4. Our fourth focus is on the nature of the interaction between lawyers and the public, and the political and socio-cultural impact this has had. The need to understand the growing tendency of individuals and groups to frame popular social and political struggles in legal terms, or to adopt legal strategies, requires that attention be paid to the interactions between lawyers and “ordinary” people. Approaching lawyers as intermediaries and adopting the idea of “translation” (Merry 2006) – both at the level of language and concepts –, opens up useful avenues through which to examine the interactions between lawyers and society, as well as the outcomes of such interactions. Some of the questions requiring scholarly attention may include: how have lawyers related to the public and with what impact? How are lawyers perceived by society? What kinds of strategies have they used in translation and with what limitations?
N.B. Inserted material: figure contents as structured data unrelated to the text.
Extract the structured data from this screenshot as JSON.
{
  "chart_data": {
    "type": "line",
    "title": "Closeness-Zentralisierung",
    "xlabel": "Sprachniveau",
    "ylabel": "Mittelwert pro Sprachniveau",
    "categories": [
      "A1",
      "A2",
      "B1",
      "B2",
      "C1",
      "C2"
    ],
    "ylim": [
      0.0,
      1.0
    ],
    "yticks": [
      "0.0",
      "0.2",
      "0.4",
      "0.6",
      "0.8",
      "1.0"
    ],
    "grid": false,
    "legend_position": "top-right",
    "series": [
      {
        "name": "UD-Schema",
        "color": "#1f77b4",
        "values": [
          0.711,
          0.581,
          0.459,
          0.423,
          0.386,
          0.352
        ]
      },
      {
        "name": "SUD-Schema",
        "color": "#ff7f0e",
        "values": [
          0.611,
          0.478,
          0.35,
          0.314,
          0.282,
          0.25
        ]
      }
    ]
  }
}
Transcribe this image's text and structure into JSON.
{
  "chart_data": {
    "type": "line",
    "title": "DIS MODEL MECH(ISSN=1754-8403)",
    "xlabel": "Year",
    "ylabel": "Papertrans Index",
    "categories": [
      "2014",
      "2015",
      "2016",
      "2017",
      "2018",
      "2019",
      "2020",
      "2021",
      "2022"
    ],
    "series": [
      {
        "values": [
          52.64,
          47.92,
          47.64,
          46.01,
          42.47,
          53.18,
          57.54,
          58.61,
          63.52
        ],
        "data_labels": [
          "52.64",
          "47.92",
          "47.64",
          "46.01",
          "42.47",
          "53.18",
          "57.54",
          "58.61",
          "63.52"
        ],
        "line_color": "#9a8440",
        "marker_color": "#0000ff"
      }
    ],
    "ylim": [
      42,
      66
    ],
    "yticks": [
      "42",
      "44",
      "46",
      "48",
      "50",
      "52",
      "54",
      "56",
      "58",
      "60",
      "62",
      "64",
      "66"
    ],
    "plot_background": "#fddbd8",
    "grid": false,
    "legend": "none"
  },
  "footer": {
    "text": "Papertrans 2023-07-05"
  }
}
Have lawyers been involved in specific political or cultural projects and to what
end? This line of inquiry also explores the relation of lawyers to “social movements” and dynamics of protest (Agrikoliansky 2010). For instance, what roles have lawyers played in the “Arab spring” revolutions and their repercussions in North Africa and Sub-Saharan Africa? Beyond focusing on opportunities for legal activism in “democracies” versus “authoritarian” regimes (Abel 1998), what are the factors that enable social movements to “seize the law”?
Abstracts (one page) should be sent to Sara Dezalay (email@example.com) and George H. Karekwaivanane (firstname.lastname@example.org) by June 13, 2014. Accepted proposals (notified by July, 2 2014) should be submitted to the coordinators by October 30, 2014 to be reviewed by the editorial board of the journal. Publication of the special issue, with the articles accepted by the editorial board: June 2015.